Mamma annega i tre figli piccoli e confessa: “Volevo proteggerli dagli abusi del padre”

Usa: una vicenda molto singolare quella accaduta negli, quasi contradditoria. Una donna ha dichiarato di aver annegato i 3 figli piccoli per sottrarli all’abuso del padre. Proteggere i propri bambini uccidendoli? Di che tipo di madre stiamo parlando? Cerchiamo di comprendere nel dettaglio cosa è accaduto.

Liliana Carrillo, 30enne della California, è stata arrestata dopo aver annegato i piccoli Joanna, 3 anni, Terry, 2, e Sierra di appena sei mesi.

Era stata denunciata dal compagno, Erik Denton, che aveva ottenuto la custodia dei bambini. La donna lo accusava di abusare sessualmente dei piccoli. La donna soffriva di ansia, depressione e trauma post-partum.

Questa giovane mamma ha confessato il delitto mentre era in carcere, davanti ai microfoni di un’emittente televisiva (Kget-Tv). “Li ho uccisi. Sono pentita. Vorrei che fossero vivi, ma ho dovuto. Preferisco che non vengano torturati e maltrattati regolarmente per il resto della loro vita”. Da quanto riferisce la donna, il suo compagno abusava delle sue bambine pertanto le ha uccise per mettere fine a questo orrore.

La coppia, in conflitto da molto tempo, si era già presentata in tribunale per la custodia delle bimbe. Secondo la polizia, Joanna, Terry e Sierra sono stati trovati privi di coscienza sabato dalla nonna nel quartiere Reseda di Los Angeles, riferisce l’emittente WGN 9. Carillo è stato arrestata e durante un’interrogatorio ha ammesso di averli “annegati, non volevo che subissero ulteriori abusi. Preferisco che non vengano torturati regolarmente dal padre per il resto della loro vita.”

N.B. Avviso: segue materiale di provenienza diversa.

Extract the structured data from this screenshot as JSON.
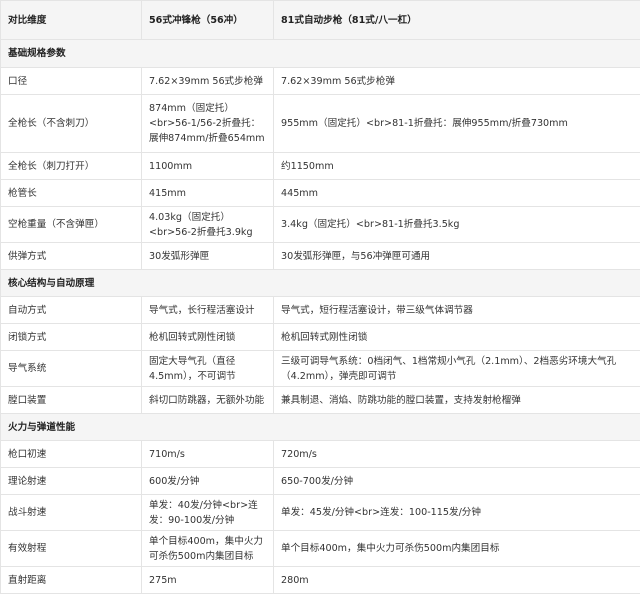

Le accuse rivolte alla donna

Il compagno si è sempre dichiarato innocente, affermando che la donna era in depressione post parto pertanto delirava e aveva attacchi di panico, oltre ad essere poco lucida. Sui social, la donna aveva scritto alcuni giorni prima: “Vorrei non avere mai avuto figli” e ha minacciato di uccidersi.

Secondo Denton “era convita di essere l’unica responsabile della pandemia Covid-19 e che la sua città natale, Porterville, fosse stata assediata da una rete di pedofili”.

Nell’interrogatorio, la 30enne ha ammesso di aver sofferto di depressione, ansia e il disturbo da stress post-traumatico per tutta la vita e ha cercato un terapista per la depressione post-partum, ma ha continuato a sostenere che era suo marito a rappresentare una minaccia per i bambini.